John Kilduff, founding partner at Again Capital, explained the relatively mild price rise by stating, "The reaction is mixed because we avoided the worst-case scenario," a reference to widespread fears that Ida could exceed Katrina in destructive power.
Kilduff added, "Supplies are tight, and that could impact prices, especially since we are moving into the peak period for storms, and weather worries are going to persist around the market for the next several weeks."
John Kilduff, founding partner, Again Capital
Supplies are tight, and that could impact prices
About 2.11 million barrels per day (bpd) of refining capacity - about 12 percent of the U.S. total - was was shut at plants along the Mississippi River, and although it's too early to determine how long the facilities will remain closed, Goldman Sachs on Monday said, "We expect a more rapid return of oil production than refining production in the region."
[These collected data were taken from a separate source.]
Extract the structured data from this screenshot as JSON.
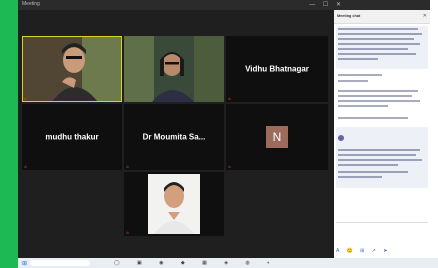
{
  "window": {
    "title": "Meeting",
    "controls": "—  ☐  ✕"
  },
  "participants": [
    {
      "name": "",
      "has_video": true,
      "speaking": true,
      "mic_muted": true
    },
    {
      "name": "",
      "has_video": true,
      "speaking": false,
      "mic_muted": true
    },
    {
      "name": "Vidhu Bhatnagar",
      "has_video": false,
      "speaking": false,
      "mic_muted": true
    },
    {
      "name": "mudhu thakur",
      "has_video": false,
      "speaking": false,
      "mic_muted": true
    },
    {
      "name": "Dr Moumita Sa...",
      "has_video": false,
      "speaking": false,
      "mic_muted": true
    },
    {
      "name": "",
      "initial": "N",
      "has_video": false,
      "speaking": false,
      "mic_muted": true
    },
    {
      "name": "",
      "has_video": true,
      "speaking": false,
      "mic_muted": true
    }
  ],
  "chat": {
    "title": "Meeting chat",
    "close": "✕",
    "messages": [
      {
        "text": "",
        "highlighted": true
      },
      {
        "text": "",
        "highlighted": false
      },
      {
        "text": "",
        "highlighted": false
      },
      {
        "text": "",
        "highlighted": false
      },
      {
        "text": "",
        "highlighted": false
      },
      {
        "text": "",
        "highlighted": true
      }
    ],
    "send_to": "",
    "placeholder": "",
    "tools": "A 😊 ⊞ ↗ ➤"
  },
  "taskbar": {
    "start": "⊞",
    "search": "",
    "apps": "◯ ▣ ◉ ◆ ▦ ◈ ◍ ◐",
    "clock": ""
  },
  "colors": {
    "accent_bar": "#1db954",
    "meeting_bg": "#1f1f1f",
    "speaking_outline": "#d9d423",
    "avatar_n": "#9c6b5b",
    "chat_bubble": "#eef0f8"
  }
}
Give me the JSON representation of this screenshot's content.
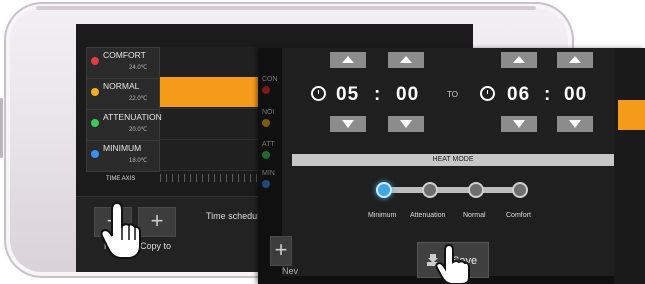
{
  "schedule": {
    "rows": [
      {
        "label": "COMFORT",
        "temp": "24.0℃",
        "color": "#e33b3b"
      },
      {
        "label": "NORMAL",
        "temp": "22.0℃",
        "color": "#f2b01b"
      },
      {
        "label": "ATTENUATION",
        "temp": "20.0℃",
        "color": "#3cc85a"
      },
      {
        "label": "MINIMUM",
        "temp": "18.0℃",
        "color": "#3a8ff0"
      }
    ],
    "time_axis_label": "TIME AXIS"
  },
  "bottom": {
    "new_label": "Ne",
    "copy_label": "Copy to",
    "schedule_label": "Time schedule",
    "new_label_right": "Nev"
  },
  "modal": {
    "side_hints": [
      "CON",
      "NOI",
      "ATT",
      "MIN",
      "TI"
    ],
    "time_from": {
      "hours": "05",
      "minutes": "00"
    },
    "to_label": "TO",
    "time_to": {
      "hours": "06",
      "minutes": "00"
    },
    "heat_mode_title": "HEAT MODE",
    "modes": [
      "Minimum",
      "Attenuation",
      "Normal",
      "Comfort"
    ],
    "selected_mode": "Minimum",
    "save_label": "Save"
  }
}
Andy Lipow, president of Lipow Oil Associates, suggested that "For a Category 4, you could be looking at four to six weeks or more of downtime for the refineries."
Meanwhile, Ed Morse, global head of commodities research at Citi, told Bloomberg television that he's bullish on oil for the next 3 months but bearish for 2022 and 2023, citing the likelihood of the U.S. increasing output by 2 million bpd and the chance that it will reach a nuclear agreement with Iran, which might add a further 1.5 million bpd to the global market.
In other oil news on Monday, Petroleos Mexicanos (Pemex) said it has resumed 421,000 bpd in production and brought 125 wells back online following a fire at an offshore platform on August 22.
Also, a Minnesota appeals court on Monday rejected a challenge to a water permit, thus moving Enbridge Inc. one step closer to completing its Line 3 oil pipeline, the first new cross-border oil-sands conduit built between Canada and the U.S. in years.
The 760,000 bpd line will expand Canadian oil sands exports to the U.S. once it goes into operation as early as next month.